Probing Cosmic Dawn with Emission Lines: Predicting Infrared and Nebular Line Emission for ALMA and JWST

Abstract

Infrared and nebular lines provide some of our best probes of the physics regulating the properties of the interstellar medium (ISM) at high-redshift. However, interpreting the physical conditions of high-redshift galaxies directly from emission lines remains complicated due to inhomogeneities in temperature, density, metallicity, ionisation parameter, and spectral hardness. We present a new suite of cosmological, radiation-hydrodynamics simulations, each centred on a massive Lyman-break galaxy that resolves such properties in an inhomogeneous ISM. Many of the simulated systems exhibit transient but well defined gaseous disks that appear as velocity gradients in [CII]~158.6μm emission.
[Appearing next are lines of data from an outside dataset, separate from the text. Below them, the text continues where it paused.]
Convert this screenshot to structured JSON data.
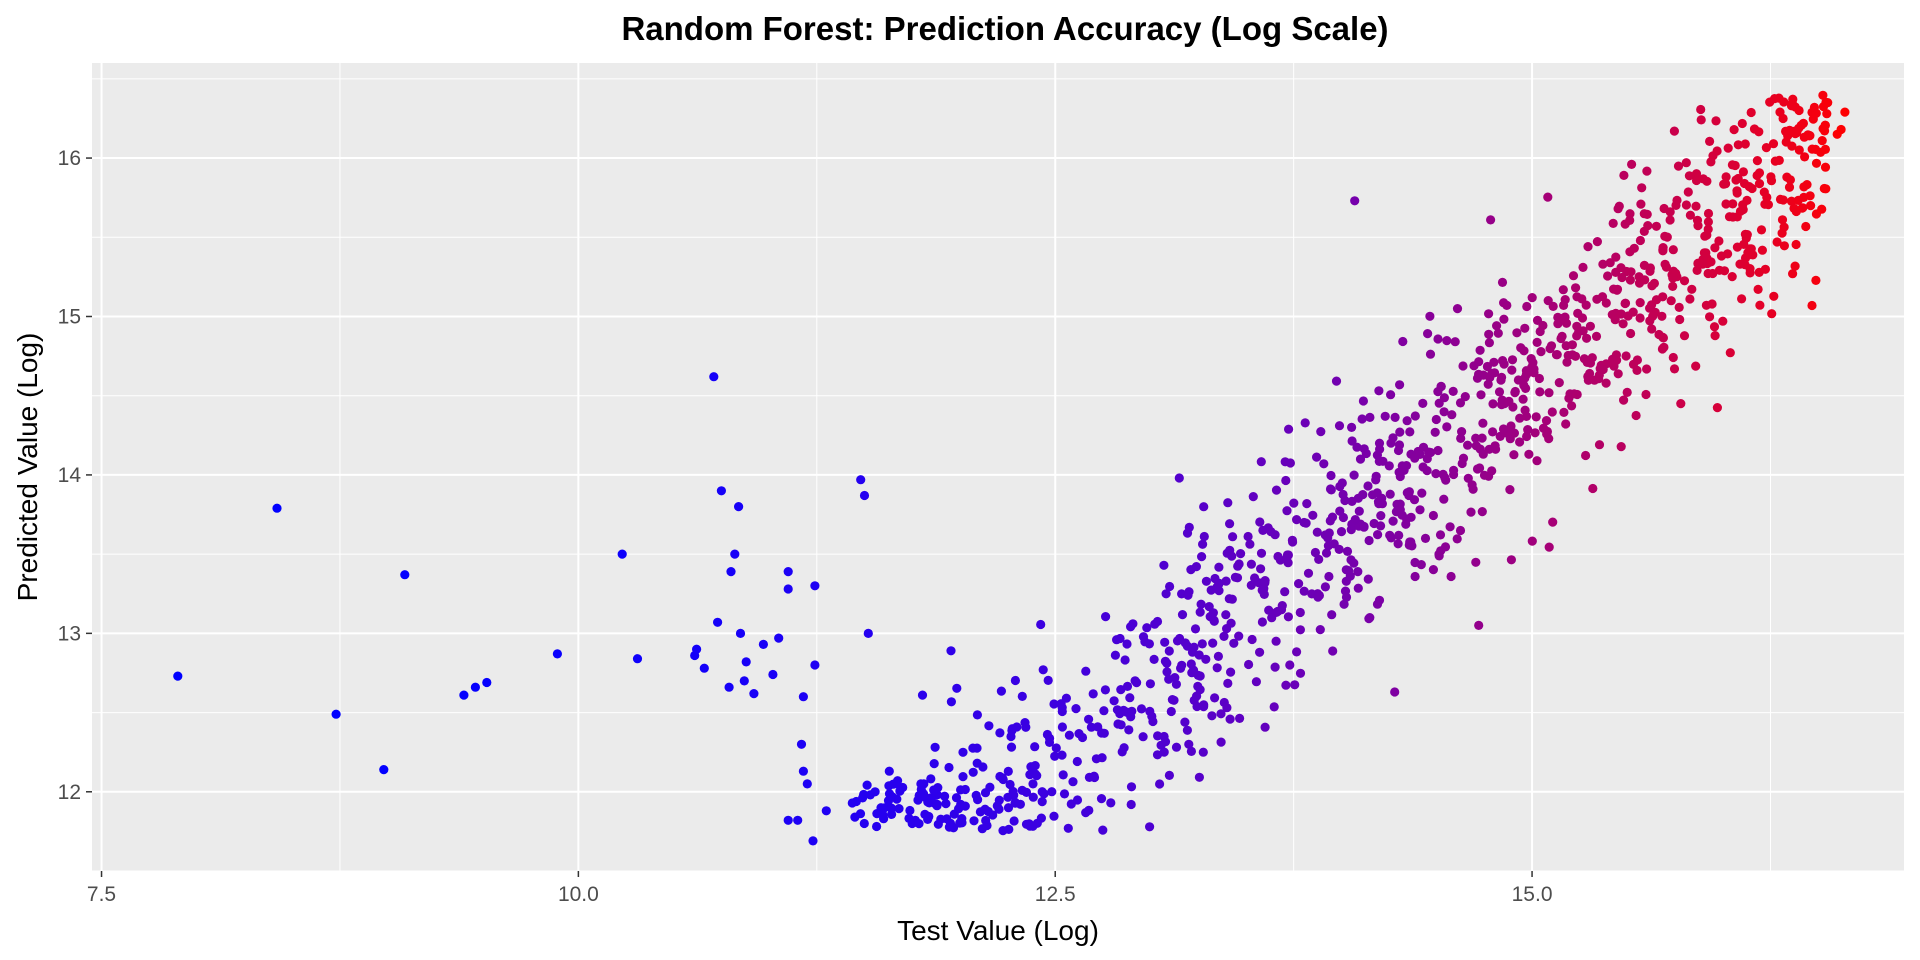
{
  "chart_data": {
    "type": "scatter",
    "title": "Random Forest: Prediction Accuracy (Log Scale)",
    "xlabel": "Test Value (Log)",
    "ylabel": "Predicted Value (Log)",
    "xlim": [
      7.45,
      16.95
    ],
    "ylim": [
      11.5,
      16.6
    ],
    "x_ticks": [
      7.5,
      10.0,
      12.5,
      15.0
    ],
    "x_tick_labels": [
      "7.5",
      "10.0",
      "12.5",
      "15.0"
    ],
    "y_ticks": [
      12,
      13,
      14,
      15,
      16
    ],
    "y_tick_labels": [
      "12",
      "13",
      "14",
      "15",
      "16"
    ],
    "grid": true,
    "legend": "none",
    "panel_background": "#ebebeb",
    "grid_color": "#ffffff",
    "color_scale": {
      "low": "#0000ff",
      "high": "#ff0000",
      "mapped_to": "x"
    },
    "outliers": [
      {
        "x": 7.9,
        "y": 12.73
      },
      {
        "x": 8.42,
        "y": 13.79
      },
      {
        "x": 8.73,
        "y": 12.49
      },
      {
        "x": 8.98,
        "y": 12.14
      },
      {
        "x": 9.09,
        "y": 13.37
      },
      {
        "x": 9.4,
        "y": 12.61
      },
      {
        "x": 9.46,
        "y": 12.66
      },
      {
        "x": 9.52,
        "y": 12.69
      },
      {
        "x": 9.89,
        "y": 12.87
      },
      {
        "x": 10.23,
        "y": 13.5
      },
      {
        "x": 10.31,
        "y": 12.84
      },
      {
        "x": 10.61,
        "y": 12.86
      },
      {
        "x": 10.62,
        "y": 12.9
      },
      {
        "x": 10.66,
        "y": 12.78
      },
      {
        "x": 10.71,
        "y": 14.62
      },
      {
        "x": 10.73,
        "y": 13.07
      },
      {
        "x": 10.75,
        "y": 13.9
      },
      {
        "x": 10.79,
        "y": 12.66
      },
      {
        "x": 10.8,
        "y": 13.39
      },
      {
        "x": 10.82,
        "y": 13.5
      },
      {
        "x": 10.84,
        "y": 13.8
      },
      {
        "x": 10.85,
        "y": 13.0
      },
      {
        "x": 10.87,
        "y": 12.7
      },
      {
        "x": 10.88,
        "y": 12.82
      },
      {
        "x": 10.92,
        "y": 12.62
      },
      {
        "x": 10.97,
        "y": 12.93
      },
      {
        "x": 11.02,
        "y": 12.74
      },
      {
        "x": 11.05,
        "y": 12.97
      },
      {
        "x": 11.1,
        "y": 13.39
      },
      {
        "x": 11.1,
        "y": 13.28
      },
      {
        "x": 11.1,
        "y": 11.82
      },
      {
        "x": 11.15,
        "y": 11.82
      },
      {
        "x": 11.17,
        "y": 12.3
      },
      {
        "x": 11.18,
        "y": 12.13
      },
      {
        "x": 11.18,
        "y": 12.6
      },
      {
        "x": 11.2,
        "y": 12.05
      },
      {
        "x": 11.23,
        "y": 11.69
      },
      {
        "x": 11.24,
        "y": 13.3
      },
      {
        "x": 11.24,
        "y": 12.8
      },
      {
        "x": 11.3,
        "y": 11.88
      },
      {
        "x": 11.45,
        "y": 11.84
      },
      {
        "x": 11.48,
        "y": 13.97
      },
      {
        "x": 11.5,
        "y": 13.87
      },
      {
        "x": 11.52,
        "y": 13.0
      },
      {
        "x": 11.6,
        "y": 11.83
      },
      {
        "x": 11.63,
        "y": 12.13
      },
      {
        "x": 11.75,
        "y": 11.8
      },
      {
        "x": 11.84,
        "y": 11.93
      },
      {
        "x": 14.07,
        "y": 15.73
      },
      {
        "x": 14.28,
        "y": 12.63
      },
      {
        "x": 14.72,
        "y": 13.05
      },
      {
        "x": 16.0,
        "y": 14.97
      },
      {
        "x": 15.78,
        "y": 14.45
      },
      {
        "x": 15.55,
        "y": 14.66
      },
      {
        "x": 13.73,
        "y": 12.8
      },
      {
        "x": 13.18,
        "y": 12.44
      }
    ],
    "bulk_trend": {
      "x_range": [
        11.4,
        16.55
      ],
      "fit": "y = 0.36 + 0.95 * x",
      "spread_sd": 0.38,
      "point_count": 1100,
      "top_cluster": [
        {
          "x": 16.55,
          "y": 16.35
        },
        {
          "x": 16.48,
          "y": 16.32
        },
        {
          "x": 16.36,
          "y": 16.33
        },
        {
          "x": 16.3,
          "y": 16.29
        },
        {
          "x": 16.6,
          "y": 16.15
        },
        {
          "x": 16.62,
          "y": 16.18
        },
        {
          "x": 16.64,
          "y": 16.29
        },
        {
          "x": 16.4,
          "y": 16.3
        }
      ]
    }
  }
}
Spatial and spectral offsets between [CII]~158.6μm and [OIII]~88.33μm are common, but not ubiquitous, as each line probes a different phase of the ISM. These systems fall on the local [CII]-SFR relation, consistent with newer observations that question previously observed [CII]~158.6μm deficits. Our galaxies are consistent with the nebular line properties of observed z2-3 galaxies and reproduce offsets on the BPT and mass-excitation diagrams compared to local galaxies due to higher star formation rate (SFR), excitation, and specific-SFR, as well as harder spectra from young, metal-poor binaries. We predict that local calibrations between Hα and [OII]~3727 luminosity and galaxy SFR apply up to z>10, as do the local relations between certain strong line diagnostics (R23 and [OIII]~5007/Hβ) and galaxy metallicity. Our new simulations are well suited to interpret the observations of line emission from current (ALMA and HST) and upcoming facilities (JWST and ngVLA).